İlkbahara duran karlı dağlarda çocuklarına bakıyor Kibele.  Çoğu çarçabuk büyümüş ve başkalarını yaralamayı öğrenmişti. Sonra mor saçlı kızını alıyor kucağına, saçlarını okşuyor. Mor’a boyanıyor elleri. Yopyoğun bir morlukta kanayan kızını avutuyor. “Sana keyifli masallar anlatamam  artık. Acına müdahale edemem. Bir dost eli yokedemese de acıları azaltır belki, üstesinden gelmeyi kolaylaştırır .”  Derin bir morlukta kalakalıyor kızı. Çığlık kırmızısına yakın,tenha bir morlukta… Başını okşadıkça küçülen, sonra gözden kaybolan Kibele’ye bakıyor. ”Tekrar Kibele’nin varisi olabilmeyi ne çok isterdim” diye geçiriyor usundan. Oysa o kadar küçük ki şu evrende. Güneşe doğru uzattığı mor başı geçmişini ve geleceğini bilmediği evrenle , koskoca evrenle karşılaşıyor. Tek amacı maksimum düzensizlik ve minimum enerjiye ulaşmak olan , bunu yaparken de yalnızca rastlantılarla çalışan evrenle…Çığlıklarını kusacak, bağırıp dövecek birini arıyor ama suçlayacak kimsesi yok.

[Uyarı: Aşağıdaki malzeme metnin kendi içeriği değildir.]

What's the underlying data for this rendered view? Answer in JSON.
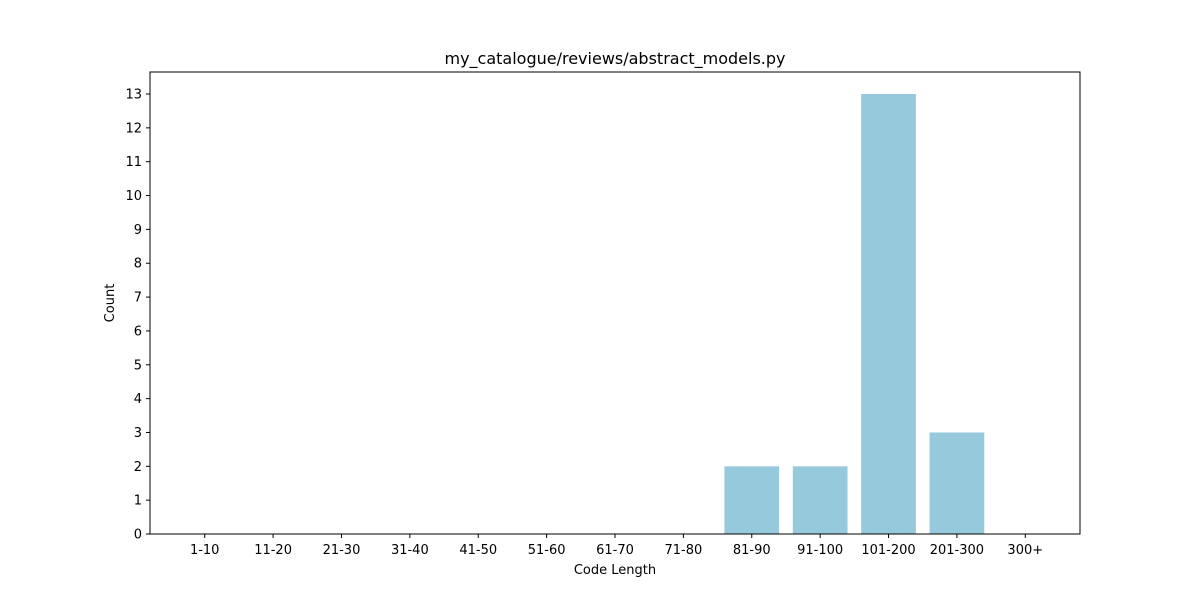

Her şey çıldırtacak kadar rastlantısal. ”Belki de evren benim tek bir hücremdir ve ben herşeyi değiştirecek kadar güçlüyümdür “diye düşünüyor , ”Acıyı dönüştürmenin tek yolu yaratmak olabilir belki de...”  oturup puzzle’ındaki çiçekleri yazıyor. 
        
       “yapayalnız bir kuş
                ayrılığa ağlarsa
                ayrılık önemsenir
                yapayalnız o kuş
                        biliyorsa ki yarın sevgilisi gelecek
                bak
                şarkısı dinlenir”

bir şarkı ki ,ne zaman dinlese alır götürür ruhunu uzaklara…Eşlik ettiği flütün gizemli hüznüne…Flüt gibi curanın da küçüklüğü duygusunun büyüklüğünde yok olur gider ve  onların hüzünlü şarkısı yalnız kuşun kanatlarıyla   taşınır nicedir. Ne zaman duysa, içinde bir kuş kanadı pır pır eder. Uçmaktan vazgeçse de artık kuş,duyulmasa da kanat çırpışları yine de bir şeyler kalır geride karyangını gibi bir şeyler…   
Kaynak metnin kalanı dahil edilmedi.